Имя мое легион - Климов Григорий Петрович (книги хорошего качества txt) 📗
Его сочувственно спрашивали:
– У тебя, Жоржик, что, неприятности?
– Если нет, так будут, – философски отвечал Жоржик. И неприятности не заставили себя долго ждать. После своих агентурных похождений Жоржик обычно отсыпался в фотолаборатории. И вдруг выяснилось, что попутно Жоржик разворовал всю фотоаппаратуру. В результате дело передали в суд.
Косоглазый Филимон потянул носом воздух:
– Хм, в воздухе пахнет тюрьмой. Пока там суд да дело, Жоржик пьянствовал пуще прежнего и жаловался:
– У меня душа артиста, а мне в эту душу наплевали. Ух, бюрократы!
Затем Жоржик перестал платить за квартиру.
– Зачем мне квартира? Скоро мне дадут казенную. Затем он принялся пропивать свою одежду.
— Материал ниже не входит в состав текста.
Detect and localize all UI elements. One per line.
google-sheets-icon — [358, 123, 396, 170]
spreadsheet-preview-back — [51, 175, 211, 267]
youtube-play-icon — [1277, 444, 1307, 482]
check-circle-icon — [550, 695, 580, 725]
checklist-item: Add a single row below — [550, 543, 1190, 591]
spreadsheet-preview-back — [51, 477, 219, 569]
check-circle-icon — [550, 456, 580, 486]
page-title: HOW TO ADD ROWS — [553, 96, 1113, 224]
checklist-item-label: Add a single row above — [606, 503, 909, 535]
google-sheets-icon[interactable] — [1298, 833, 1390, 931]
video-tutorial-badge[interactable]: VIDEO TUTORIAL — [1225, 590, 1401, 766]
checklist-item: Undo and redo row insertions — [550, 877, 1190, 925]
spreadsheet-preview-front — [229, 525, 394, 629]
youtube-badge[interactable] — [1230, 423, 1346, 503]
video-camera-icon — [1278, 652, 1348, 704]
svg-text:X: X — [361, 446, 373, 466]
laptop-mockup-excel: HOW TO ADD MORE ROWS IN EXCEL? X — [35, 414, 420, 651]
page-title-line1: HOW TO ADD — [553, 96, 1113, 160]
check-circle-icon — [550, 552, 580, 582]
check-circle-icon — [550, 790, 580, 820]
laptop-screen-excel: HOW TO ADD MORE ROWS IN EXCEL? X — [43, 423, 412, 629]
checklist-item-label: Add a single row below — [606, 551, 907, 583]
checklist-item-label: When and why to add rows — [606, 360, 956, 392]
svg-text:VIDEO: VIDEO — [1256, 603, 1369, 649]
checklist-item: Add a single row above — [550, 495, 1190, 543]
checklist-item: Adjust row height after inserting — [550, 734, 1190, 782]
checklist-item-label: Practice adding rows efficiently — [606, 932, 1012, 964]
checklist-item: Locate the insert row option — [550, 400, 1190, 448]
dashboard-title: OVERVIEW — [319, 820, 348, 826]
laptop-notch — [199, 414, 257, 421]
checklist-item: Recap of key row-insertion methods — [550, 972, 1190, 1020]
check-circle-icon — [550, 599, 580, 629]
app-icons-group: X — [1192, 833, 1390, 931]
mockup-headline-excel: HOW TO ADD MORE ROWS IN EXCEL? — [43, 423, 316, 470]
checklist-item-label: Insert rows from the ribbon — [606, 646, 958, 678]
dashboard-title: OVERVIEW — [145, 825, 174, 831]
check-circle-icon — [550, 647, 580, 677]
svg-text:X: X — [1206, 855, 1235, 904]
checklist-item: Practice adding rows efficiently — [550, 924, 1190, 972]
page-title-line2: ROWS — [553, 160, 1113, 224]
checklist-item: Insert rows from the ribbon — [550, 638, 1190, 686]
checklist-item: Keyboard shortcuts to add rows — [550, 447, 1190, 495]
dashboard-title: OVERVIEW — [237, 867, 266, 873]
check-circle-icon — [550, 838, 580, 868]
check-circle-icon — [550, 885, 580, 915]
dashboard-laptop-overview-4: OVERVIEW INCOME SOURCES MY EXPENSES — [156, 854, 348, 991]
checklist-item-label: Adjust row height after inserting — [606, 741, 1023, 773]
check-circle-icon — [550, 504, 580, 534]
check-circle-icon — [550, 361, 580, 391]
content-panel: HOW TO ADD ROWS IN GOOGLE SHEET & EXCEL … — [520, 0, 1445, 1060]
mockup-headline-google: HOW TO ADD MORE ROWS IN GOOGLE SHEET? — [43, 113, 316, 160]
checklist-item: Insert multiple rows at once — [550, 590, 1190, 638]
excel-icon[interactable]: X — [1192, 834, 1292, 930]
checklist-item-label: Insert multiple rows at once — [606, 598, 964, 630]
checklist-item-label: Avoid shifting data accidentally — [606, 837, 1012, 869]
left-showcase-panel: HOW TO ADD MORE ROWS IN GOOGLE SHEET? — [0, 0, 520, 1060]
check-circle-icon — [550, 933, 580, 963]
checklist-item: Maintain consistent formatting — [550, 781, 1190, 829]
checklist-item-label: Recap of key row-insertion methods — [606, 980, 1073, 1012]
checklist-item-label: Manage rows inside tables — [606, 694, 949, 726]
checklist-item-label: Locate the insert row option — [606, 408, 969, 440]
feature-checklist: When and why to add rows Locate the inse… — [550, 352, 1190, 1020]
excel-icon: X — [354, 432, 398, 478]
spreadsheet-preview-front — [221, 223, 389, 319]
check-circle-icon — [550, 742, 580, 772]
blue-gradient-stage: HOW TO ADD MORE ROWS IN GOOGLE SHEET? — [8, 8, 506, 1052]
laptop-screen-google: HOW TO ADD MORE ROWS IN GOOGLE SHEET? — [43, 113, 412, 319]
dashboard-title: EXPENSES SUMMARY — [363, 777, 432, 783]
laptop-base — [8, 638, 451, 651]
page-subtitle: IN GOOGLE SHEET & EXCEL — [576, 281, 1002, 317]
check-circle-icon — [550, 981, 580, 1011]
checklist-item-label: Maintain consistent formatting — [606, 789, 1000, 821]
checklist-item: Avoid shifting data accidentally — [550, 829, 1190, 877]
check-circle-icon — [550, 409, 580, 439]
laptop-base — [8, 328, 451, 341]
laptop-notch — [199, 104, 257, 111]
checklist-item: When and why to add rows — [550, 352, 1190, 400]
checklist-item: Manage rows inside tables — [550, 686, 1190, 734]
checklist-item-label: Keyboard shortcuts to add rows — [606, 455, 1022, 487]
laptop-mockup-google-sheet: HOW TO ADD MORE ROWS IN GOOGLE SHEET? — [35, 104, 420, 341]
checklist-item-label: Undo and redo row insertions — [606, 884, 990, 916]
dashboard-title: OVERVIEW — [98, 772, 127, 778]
– Зачем мне одежда? Скоро мне дадут казенную. Если когда-то Жоржик был ласковым приблудным песиком, то теперь он походил на бродячего шелудивого кобеля, каких ловят в собачий ящик и отправляют на живодерню, где из них, говорят, варят всякие косметические препараты.
Но самому Жоржику никакая косметика уже не помогала. Пробовал он пудрить свой посиневший от водки нос, закапывал всякие капли в свои вечно красные слезящиеся глаза. Но зеленый змий был сильней. Кроме того, теперь у Жоржика постоянно дрожали руки.
– У воришек всегда руки трясутся, – говорил Акоп Саркисьян.
В хмуром доме по соседству с домом чудес вдруг зашевелились. Чтобы проверить Жоржика на наркотики, решили сделать ему медосмотр. Но чтобы сам Жоржик ничего не заподозрил, осмотр устроили для всего руководящего состава дома чудес. Пришел молодой доктор в штатском костюме, но с военной выправкой. В руках у него был чемоданчик с какой-то специальной аппаратурой.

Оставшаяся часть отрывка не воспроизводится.